先生に訴えると、プラスチック製のところどころに
空気抜きの穴が開いていて、上下の肌が当たる部分は、柔らかいスポンジにようなものでくるんであるのに替えて下さった。
しかしリウマチ患者は肌が弱くなっているので、カラーが強く当たる部分によく大きな水ぶくれが出来たものだ。

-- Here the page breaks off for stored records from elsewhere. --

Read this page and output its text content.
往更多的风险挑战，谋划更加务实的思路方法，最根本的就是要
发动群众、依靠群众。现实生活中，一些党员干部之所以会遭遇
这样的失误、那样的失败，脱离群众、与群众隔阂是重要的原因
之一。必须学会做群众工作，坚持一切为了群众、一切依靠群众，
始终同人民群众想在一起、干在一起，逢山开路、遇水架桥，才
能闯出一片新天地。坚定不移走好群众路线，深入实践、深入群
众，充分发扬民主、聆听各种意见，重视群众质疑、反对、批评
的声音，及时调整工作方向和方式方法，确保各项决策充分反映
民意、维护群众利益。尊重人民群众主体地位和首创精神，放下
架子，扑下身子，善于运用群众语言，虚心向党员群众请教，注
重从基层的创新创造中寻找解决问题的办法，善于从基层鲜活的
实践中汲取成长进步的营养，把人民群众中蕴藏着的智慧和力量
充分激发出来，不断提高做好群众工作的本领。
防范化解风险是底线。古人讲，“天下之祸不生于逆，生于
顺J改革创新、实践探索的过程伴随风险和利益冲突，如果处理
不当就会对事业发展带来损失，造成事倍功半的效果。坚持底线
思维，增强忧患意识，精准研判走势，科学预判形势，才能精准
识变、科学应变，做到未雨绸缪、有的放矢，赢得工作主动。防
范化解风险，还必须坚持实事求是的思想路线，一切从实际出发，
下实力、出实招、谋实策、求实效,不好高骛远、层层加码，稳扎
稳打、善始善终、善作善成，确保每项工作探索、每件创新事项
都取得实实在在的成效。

もう一つ夏のアセモ対策として、そのカラーの下にガーゼを巻き、一日に何度も取りかえることによって、
暑い夏をアセモ一つ作らず凌ぐことが出来たのは幸いだった。
そして一年半過ぎた頃、レントゲン写真を見た先生が「もうはずしてもいいでしょう」
と言われた時の開放感は、例えようが無いくらい晴れ晴れとしたものだった。
当時飲んでいた(リマチル)という薬も良く効いていたので、これでおしゃれが出来ると、早速服を買いに出かけたのを覚えている。
とにかくカラーをしていると着る物が制限され、それだけでおしゃれ心が萎縮してしまっていたから。
しかし、良い時は長く続かない。 だんだんとリマチルの効き目が無くなってくると同時に、首の具合も次第に悪くなってきた。
そしてとうとう再びカラーを付けるように言われてガッカリ!
今度は顎も動かせないような顎受けのついた、フィラデルフィアカラーというのを処方される。
これは装具の先生から直接現金と引き換えに現物を手渡された。
後日、市役所で手続きをすると通帳に支払った金額が振り込まれることになっている。
市役所で書類に記入する時、フィラデルフィアを間違ってカリフォルニアと書いてしまったのはご愛嬌だが・・・
しかし、このカラーは顎が動かせず、食事をする時とても困った。赤ちゃんの涎掛けのように、ハンカチを挟まないと汚れるし、
顎を動かさないと噛めないしとても苦痛だった。
カラー生活が長くなると、だんだんこちらもずるくなって、寝る時はもちろん、外出する時も外したりして、
適当にストレスを発散していた。
もちろん先生もそうしていることは、ご存知だった・・・と思う^^。
固定手術を言い渡される
そうこうしているうち、平成8年2月久しぶりに撮ったレントゲン写真を見て「あ!これはいかん」と言う先生の言葉。
「一番上の骨が動き出したね」 一番上の骨が脳髄にくいこんでいると言われる。
先生から「脳髄は物を飲み込んだり、呼吸をする大事な神経があり、損傷すると元に戻らない」
もし転んだショックで傷でもついたら植物人間になると言われた。
そして固定手術をするように薦められた。私としてはこの場合「お願いします」と言うより他に言う言葉が無い。
内心、『ついにきたか』と覚悟半分、不安半分の気持ちが正直なところ。
その帰り道、今まで固定手術をされた人の顔が浮かんできた。
Sさんは手術後、一年も経つのに痩せて青白い顔をして、体調が戻らず具合が悪いとの事。
額に五百円玉位のケロイド状の跡が二個所付いていたのを思い出す。
Nさんは、まだ若いのにおもちを喉に詰めて亡くなっている。私は首の手術のせいじゃないかと密かに思っている。
リウマチになっても、首の手術までされる人は多くなくて、実はこの二人しか知らないのだが・・・
それから通っている病院は当時MRIという機械が導入されていなかったので、他の病院へMRIを撮りに行ったり、
頚椎の手術はいつも通院している病院では出来ないので「日本で一番たくさん頚椎手術をされた経験のある」先生が居られる、
K市にある国立病院に診察に行ったりと半年以上掛かって、平成10年1月16日ついに入院の運びと相成った。